À l’époque des Trois Royaumes (三国 Sān guó), les guerres que se livrent les prétendants au pouvoir sont des guerres déloyales, remplies de corruption où les divers partis s’achètent les meilleurs guerriers ou stratèges. La victoire s’y remporte non dans des mêlées franches mais au moyen de ruses, de traquenards, d’attaques par surprise. Les armes auxquelles on a recours peuvent être l’inondation comme l’incendie, où la population civile paie de sa vie. L’espionnage a plus d’importance que la bravoure.
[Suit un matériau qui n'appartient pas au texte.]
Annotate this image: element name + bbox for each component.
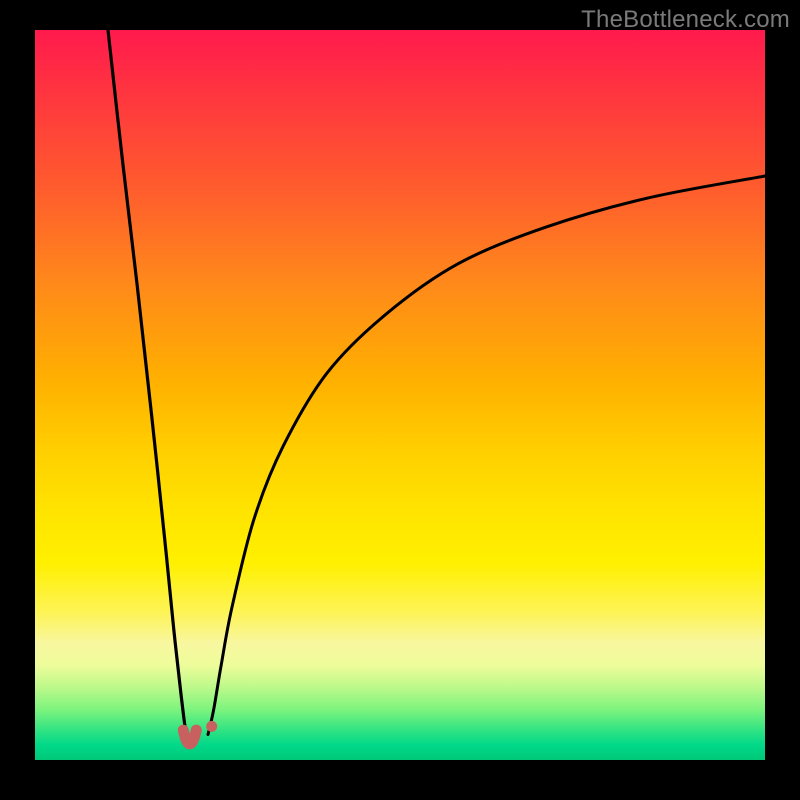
valley-accent-left: [183, 730, 196, 744]
left-curve: [108, 30, 192, 742]
right-curve: [208, 176, 765, 735]
valley-accent-right-dot: [206, 721, 217, 732]
plot-area: [35, 30, 765, 760]
bottleneck-curve-svg: [35, 30, 765, 760]
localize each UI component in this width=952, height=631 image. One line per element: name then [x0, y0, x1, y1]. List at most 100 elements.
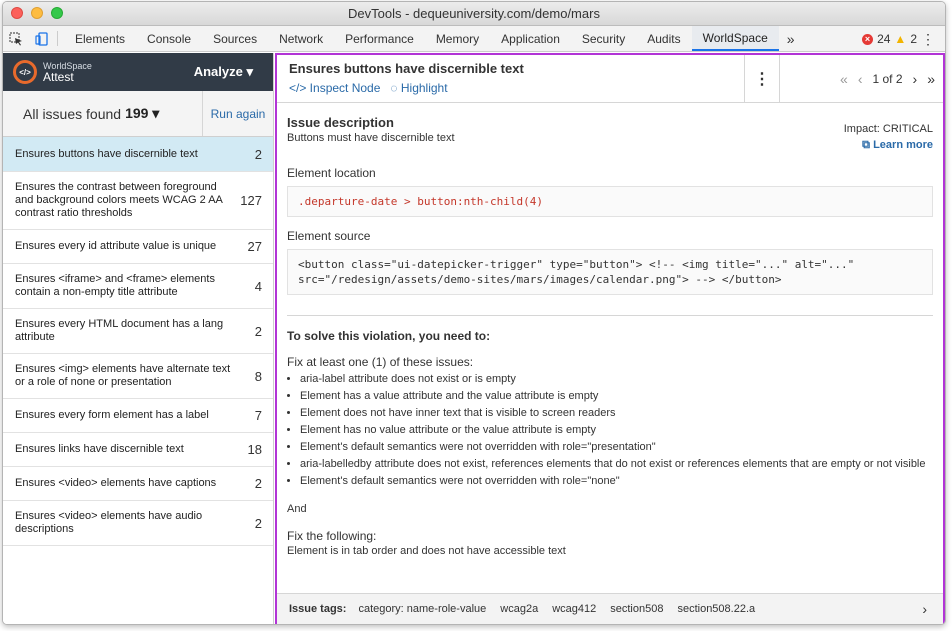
- issue-count: 8: [254, 368, 262, 384]
- minimize-window-button[interactable]: [31, 7, 43, 19]
- tab-worldspace[interactable]: WorldSpace: [691, 26, 779, 51]
- brand-header: </> WorldSpace Attest Analyze ▾: [3, 53, 273, 91]
- issue-count: 7: [254, 408, 262, 423]
- error-count: 24: [877, 32, 891, 46]
- detail-header: Ensures buttons have discernible text </…: [277, 55, 943, 103]
- and-label: And: [287, 503, 307, 515]
- issue-item[interactable]: Ensures every form element has a label 7: [3, 399, 273, 433]
- learn-more-label: Learn more: [873, 139, 933, 151]
- warning-count: 2: [910, 32, 917, 46]
- issue-item[interactable]: Ensures every HTML document has a lang a…: [3, 309, 273, 354]
- result-pager: « ‹ 1 of 2 › »: [840, 55, 935, 103]
- impact-level: Impact: CRITICAL: [843, 123, 933, 135]
- element-location-code: .departure-date > button:nth-child(4): [287, 186, 933, 217]
- issue-item[interactable]: Ensures buttons have discernible text 2: [3, 137, 273, 172]
- summary-count: 199 ▾: [125, 105, 160, 121]
- previous-page-icon[interactable]: ‹: [858, 71, 863, 87]
- fix-item: Element has no value attribute or the va…: [300, 422, 933, 438]
- more-options-icon[interactable]: ⋮: [744, 55, 780, 103]
- element-source-label: Element source: [287, 229, 371, 243]
- expand-tags-icon[interactable]: ›: [922, 601, 927, 617]
- issue-item[interactable]: Ensures <img> elements have alternate te…: [3, 354, 273, 399]
- issue-count: 2: [254, 476, 262, 491]
- section-divider: [287, 315, 933, 316]
- issue-description: Buttons must have discernible text: [287, 132, 455, 144]
- first-page-icon[interactable]: «: [840, 71, 848, 87]
- highlight-link[interactable]: ◌ Highlight: [390, 81, 447, 95]
- summary-label: All issues found: [23, 105, 122, 122]
- inspect-element-icon[interactable]: [3, 26, 29, 51]
- worldspace-logo: </>: [13, 60, 37, 84]
- devtools-menu-icon[interactable]: ⋮: [921, 26, 935, 52]
- issue-tags-bar: Issue tags: category: name-role-value wc…: [277, 593, 943, 624]
- tab-sources[interactable]: Sources: [202, 26, 268, 51]
- issue-label: Ensures every form element has a label: [15, 409, 209, 421]
- devtools-window: DevTools - dequeuniversity.com/demo/mars…: [2, 1, 946, 625]
- toolbar-divider: [57, 31, 58, 46]
- issue-label: Ensures <img> elements have alternate te…: [15, 363, 231, 388]
- tab-network[interactable]: Network: [268, 26, 334, 51]
- last-page-icon[interactable]: »: [927, 71, 935, 87]
- run-again-button[interactable]: Run again: [203, 91, 273, 136]
- element-source-value: <button class="ui-datepicker-trigger" ty…: [298, 258, 855, 286]
- devtools-content: </> WorldSpace Attest Analyze ▾ All issu…: [3, 53, 945, 624]
- fix-any-title: Fix at least one (1) of these issues:: [287, 355, 474, 369]
- more-tabs-button[interactable]: »: [779, 26, 803, 51]
- issue-item[interactable]: Ensures links have discernible text 18: [3, 433, 273, 467]
- fix-item: Element's default semantics were not ove…: [300, 473, 933, 489]
- device-toolbar-icon[interactable]: [29, 26, 55, 51]
- close-window-button[interactable]: [11, 7, 23, 19]
- devtools-tabbar: Elements Console Sources Network Perform…: [3, 26, 945, 52]
- impact-box: Impact: CRITICAL ⧉ Learn more: [844, 121, 933, 153]
- solve-title: To solve this violation, you need to:: [287, 329, 491, 343]
- issue-item[interactable]: Ensures <video> elements have captions 2: [3, 467, 273, 501]
- brand-name: WorldSpace Attest: [43, 61, 92, 83]
- element-source-code: <button class="ui-datepicker-trigger" ty…: [287, 249, 933, 295]
- issue-item[interactable]: Ensures <video> elements have audio desc…: [3, 501, 273, 546]
- fix-item: aria-labelledby attribute does not exist…: [300, 456, 933, 472]
- issue-item[interactable]: Ensures the contrast between foreground …: [3, 172, 273, 230]
- issue-count: 127: [240, 193, 262, 208]
- tab-audits[interactable]: Audits: [636, 26, 691, 51]
- console-counts[interactable]: × 24 ▲ 2: [862, 26, 917, 52]
- warning-icon: ▲: [894, 32, 907, 46]
- tab-performance[interactable]: Performance: [334, 26, 425, 51]
- title-bar: DevTools - dequeuniversity.com/demo/mars: [3, 2, 945, 26]
- fix-item: Element's default semantics were not ove…: [300, 439, 933, 455]
- error-icon: ×: [862, 33, 874, 45]
- issues-filter-dropdown[interactable]: All issues found 199 ▾: [3, 91, 203, 136]
- window-controls: [11, 7, 63, 19]
- inspect-node-link[interactable]: </> Inspect Node: [289, 81, 380, 95]
- issue-tag: wcag2a: [500, 603, 539, 615]
- tab-memory[interactable]: Memory: [425, 26, 490, 51]
- tab-security[interactable]: Security: [571, 26, 636, 51]
- detail-actions: </> Inspect Node ◌ Highlight: [289, 81, 448, 95]
- issue-title: Ensures buttons have discernible text: [289, 61, 524, 76]
- analyze-dropdown[interactable]: Analyze ▾: [194, 53, 253, 91]
- next-page-icon[interactable]: ›: [913, 71, 918, 87]
- pager-status: 1 of 2: [872, 72, 903, 86]
- issues-sidebar: </> WorldSpace Attest Analyze ▾ All issu…: [3, 53, 274, 624]
- fix-item: Element does not have inner text that is…: [300, 405, 933, 421]
- issue-label: Ensures <video> elements have audio desc…: [15, 510, 203, 535]
- tab-application[interactable]: Application: [490, 26, 571, 51]
- issue-label: Ensures links have discernible text: [15, 443, 184, 455]
- tab-elements[interactable]: Elements: [64, 26, 136, 51]
- issue-label: Ensures <video> elements have captions: [15, 477, 217, 489]
- issue-item[interactable]: Ensures every id attribute value is uniq…: [3, 230, 273, 264]
- maximize-window-button[interactable]: [51, 7, 63, 19]
- fix-item: aria-label attribute does not exist or i…: [300, 371, 933, 387]
- brand-line2: Attest: [43, 70, 74, 84]
- issue-detail-panel: Ensures buttons have discernible text </…: [275, 53, 945, 624]
- issue-tags-title: Issue tags:: [289, 603, 347, 615]
- issue-tag: category: name-role-value: [358, 603, 487, 615]
- issue-label: Ensures buttons have discernible text: [15, 147, 198, 160]
- fix-any-list: aria-label attribute does not exist or i…: [287, 371, 933, 489]
- issue-item[interactable]: Ensures <iframe> and <frame> elements co…: [3, 264, 273, 309]
- issue-count: 4: [254, 278, 262, 294]
- issue-count: 27: [247, 239, 262, 254]
- element-location-value: .departure-date > button:nth-child(4): [298, 195, 544, 208]
- issue-count: 2: [254, 515, 262, 531]
- tab-console[interactable]: Console: [136, 26, 202, 51]
- learn-more-link[interactable]: ⧉ Learn more: [844, 137, 933, 153]
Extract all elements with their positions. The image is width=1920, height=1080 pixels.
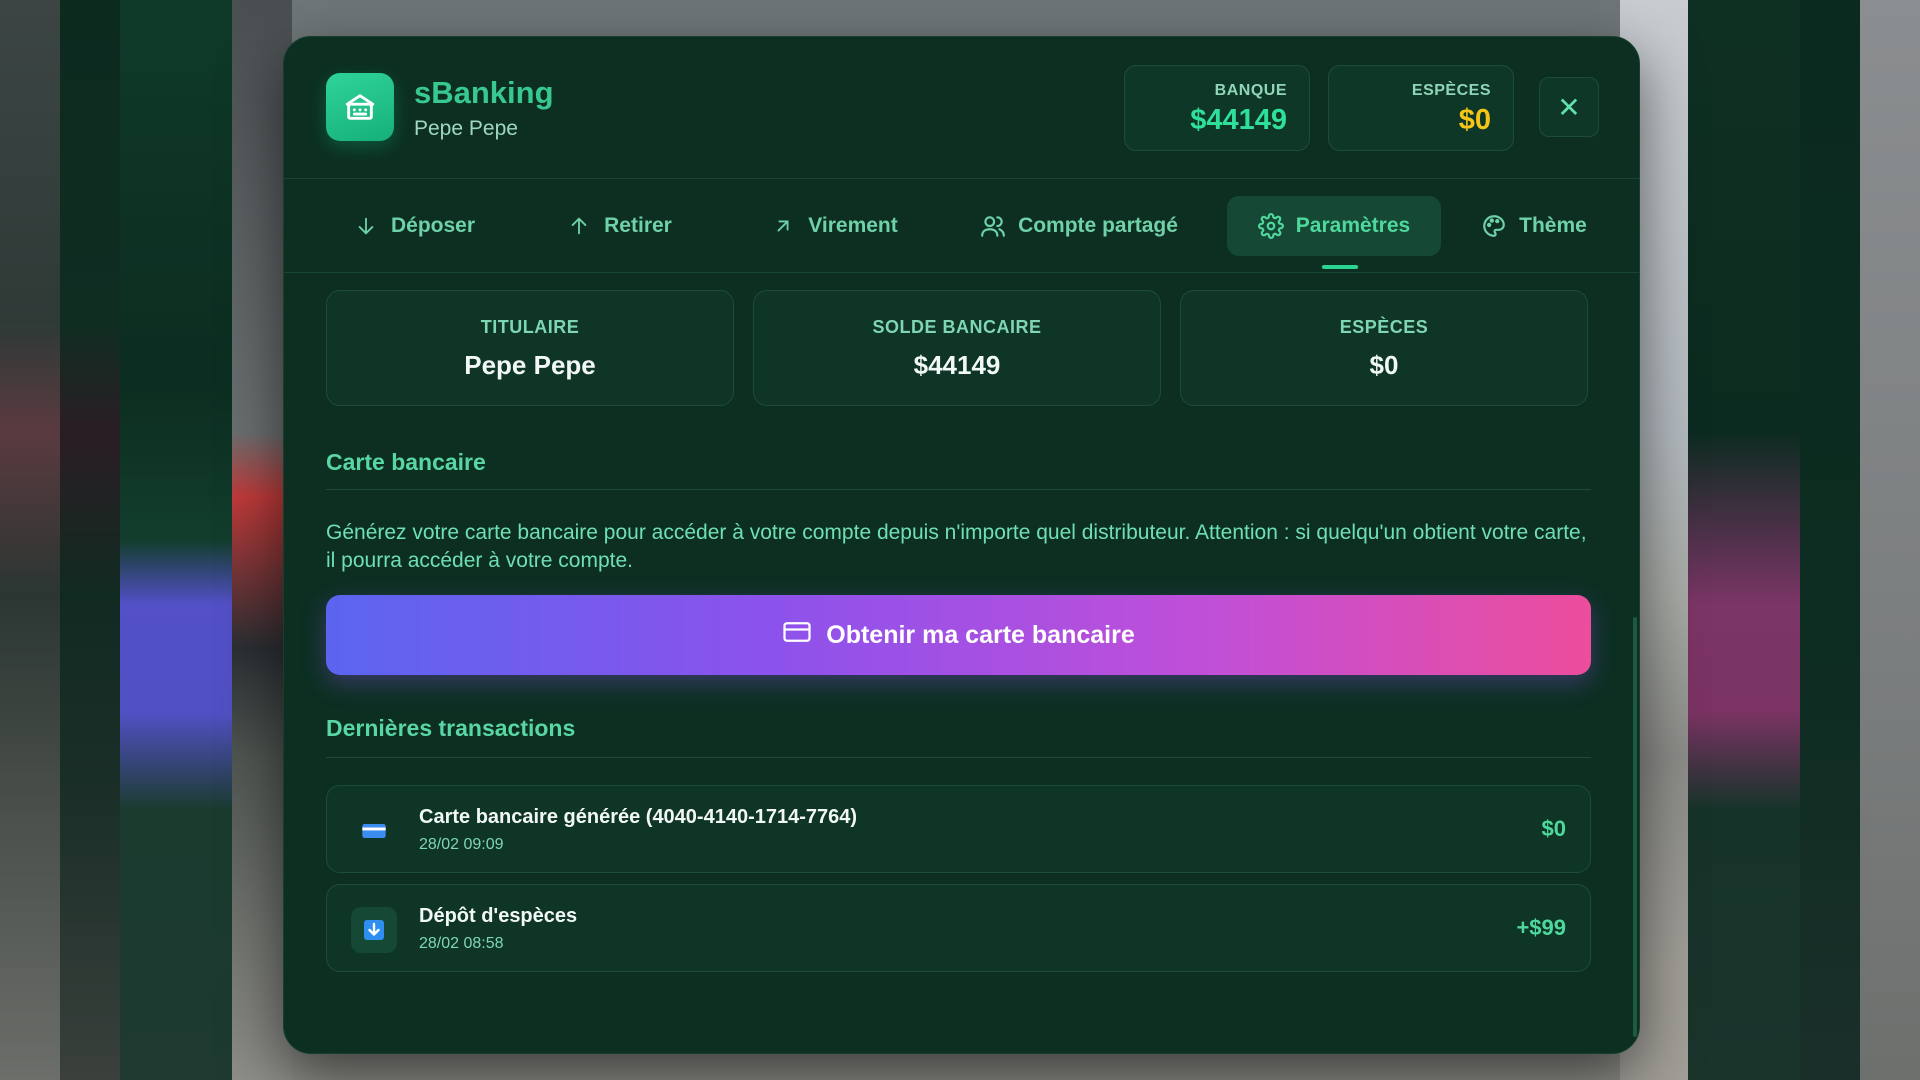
tab-label: Retirer <box>604 214 672 237</box>
users-icon <box>980 213 1006 239</box>
bank-balance-box: BANQUE $44149 <box>1124 65 1310 151</box>
get-bank-card-button[interactable]: Obtenir ma carte bancaire <box>326 595 1591 675</box>
button-label: Obtenir ma carte bancaire <box>826 620 1135 649</box>
transaction-date: 28/02 08:58 <box>419 935 504 952</box>
transaction-title: Carte bancaire générée (4040-4140-1714-7… <box>419 806 858 828</box>
tab-label: Déposer <box>390 214 476 237</box>
card-label: ESPÈCES <box>1339 317 1429 337</box>
banking-panel: sBanking Pepe Pepe BANQUE $44149 ESPÈCES… <box>283 36 1640 1054</box>
holder-card: TITULAIRE Pepe Pepe <box>326 290 734 406</box>
scrollbar[interactable] <box>1633 617 1637 1037</box>
tab-bar: Déposer Retirer Virement Compte partagé <box>284 179 1639 273</box>
palette-icon <box>1481 213 1507 239</box>
user-name: Pepe Pepe <box>414 117 518 140</box>
tab-settings[interactable]: Paramètres <box>1227 196 1441 256</box>
bank-balance-card: SOLDE BANCAIRE $44149 <box>753 290 1161 406</box>
bank-card-section-title: Carte bancaire <box>326 449 486 475</box>
cash-card: ESPÈCES $0 <box>1180 290 1588 406</box>
transaction-title: Dépôt d'espèces <box>419 905 578 927</box>
panel-header: sBanking Pepe Pepe BANQUE $44149 ESPÈCES… <box>284 37 1639 179</box>
download-icon <box>351 907 397 953</box>
transaction-row: Dépôt d'espèces 28/02 08:58 +$99 <box>326 884 1591 972</box>
transaction-amount: +$99 <box>1516 915 1566 940</box>
tab-deposit[interactable]: Déposer <box>314 196 514 256</box>
transaction-amount: $0 <box>1541 816 1566 841</box>
credit-card-icon <box>351 808 397 854</box>
tab-shared-account[interactable]: Compte partagé <box>944 196 1214 256</box>
tab-label: Thème <box>1519 214 1587 237</box>
tab-label: Paramètres <box>1295 214 1411 237</box>
tab-withdraw[interactable]: Retirer <box>529 196 709 256</box>
app-title: sBanking <box>414 75 554 110</box>
bank-balance-label: BANQUE <box>1214 82 1287 99</box>
transaction-date: 28/02 09:09 <box>419 836 504 853</box>
tab-theme[interactable]: Thème <box>1454 196 1614 256</box>
credit-card-icon <box>782 617 812 654</box>
bank-card-description: Générez votre carte bancaire pour accéde… <box>326 521 1587 572</box>
tab-transfer[interactable]: Virement <box>734 196 934 256</box>
arrow-up-icon <box>566 213 592 239</box>
card-value: $44149 <box>913 350 1001 380</box>
card-value: Pepe Pepe <box>464 350 596 380</box>
arrow-down-icon <box>353 213 379 239</box>
bank-balance-value: $44149 <box>1190 104 1287 136</box>
close-button[interactable]: ✕ <box>1539 77 1599 137</box>
cash-balance-box: ESPÈCES $0 <box>1328 65 1514 151</box>
tab-label: Virement <box>808 214 898 237</box>
section-divider <box>326 757 1591 758</box>
cash-balance-value: $0 <box>1458 104 1491 136</box>
section-divider <box>326 489 1591 490</box>
card-label: SOLDE BANCAIRE <box>872 317 1042 337</box>
active-tab-indicator <box>1322 265 1358 269</box>
close-icon: ✕ <box>1557 91 1581 123</box>
gear-icon <box>1257 213 1284 239</box>
transaction-row: Carte bancaire générée (4040-4140-1714-7… <box>326 785 1591 873</box>
transactions-section-title: Dernières transactions <box>326 715 576 741</box>
tab-label: Compte partagé <box>1018 214 1178 237</box>
arrow-up-right-icon <box>770 213 796 239</box>
card-label: TITULAIRE <box>480 317 580 337</box>
card-value: $0 <box>1369 350 1399 380</box>
cash-balance-label: ESPÈCES <box>1411 82 1491 99</box>
bank-logo-icon <box>326 73 394 141</box>
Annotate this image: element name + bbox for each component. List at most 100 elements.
A l’opposé, l’enseignement confucéen réunit les 5 vertus (五常 Wǔ cháng) incarnées par 关羽 Guān Yǔ :
- 义 Yì : morale (être juste)
- 信 Xìn : confiance (parole)
- 礼 Lǐ : politesse
- 仁 Rén : bienveillance
- 智 Zhì : sagesse (discerner le bien du mal)
Enfin, le personage de 关帝 Guān dì est entouré de 13 valeurs importantes :
- 忠 Zhōng : loyauté
- 勇 Yǒng : courage
- 义 Yì : morale (être juste)
- 信 Xìn : confiance (parole)
- 礼 Lǐ : politesse
- 仁 Rén : bienveillance
- 智 Zhì : sagesse (discerner le bien du mal)
- 诚 Chéng : sincérité
- 正 Zhèng : droiture
- 大 Dà : héroïsme
- 光 Guāng : honneur
- 明 Míng : intégrité
- 孝 Xiào : piété filiale
LES TEMPLES OÙ GUAN DI EST CÉLÉBRÉ
Les temples de 关帝 Guān dì sont reconnaissables par un écriteau : 協天宫 (Xié tiān gōng) signifiant littéralement « Temple de Celui qui soutient le Ciel ».
À La Réunion 留尼旺岛 (Liú ní wàng dǎo), 关帝 Guān dì est à l’honneur dans 5 temples :
- Temple世昌堂Saï Tsiong Tong à Saint-Denis
- Temple 利涉堂 Li Si Tong à Saint-Denis
- Temple 新隆旅館 San Long Loï Kun à Saint-Denis
- Temple 關帝廟 Guān dì miào à St Pierre
- Temple 關帝廟 Guān dì miào à Terre Sainte
Dans ces temples, à l’exception du 關帝廟 Guān dì miào de St Pierre, il est entouré de son fils adoptif关平 Guān píng (visage blanc) et de son écuyer 周仓 Zhōu cāng (visage noir) en mémoire du trio qui combattait toujours ensemble sur les champs de bataille.
À l’île Maurice, de nombreux temples sont consacrés à 关帝 Guān dì mais on notera la particularité du temple 劉關張趙 (Liú Guān Zhāng Zhào), en l’honneur de quatre personnages emblématiques des Trois Royaumes (三国 Sān guó) : 刘备 Liú Bèi, 关羽 Guān Yǔ, 张飞 Zhāng Fēi, 趙雲 Zhào Yún. Un second but était aussi de réunir les familles 刘, 关, 张, 趙 en y rappelant leur fraternité éternelle, même loin de la Chine.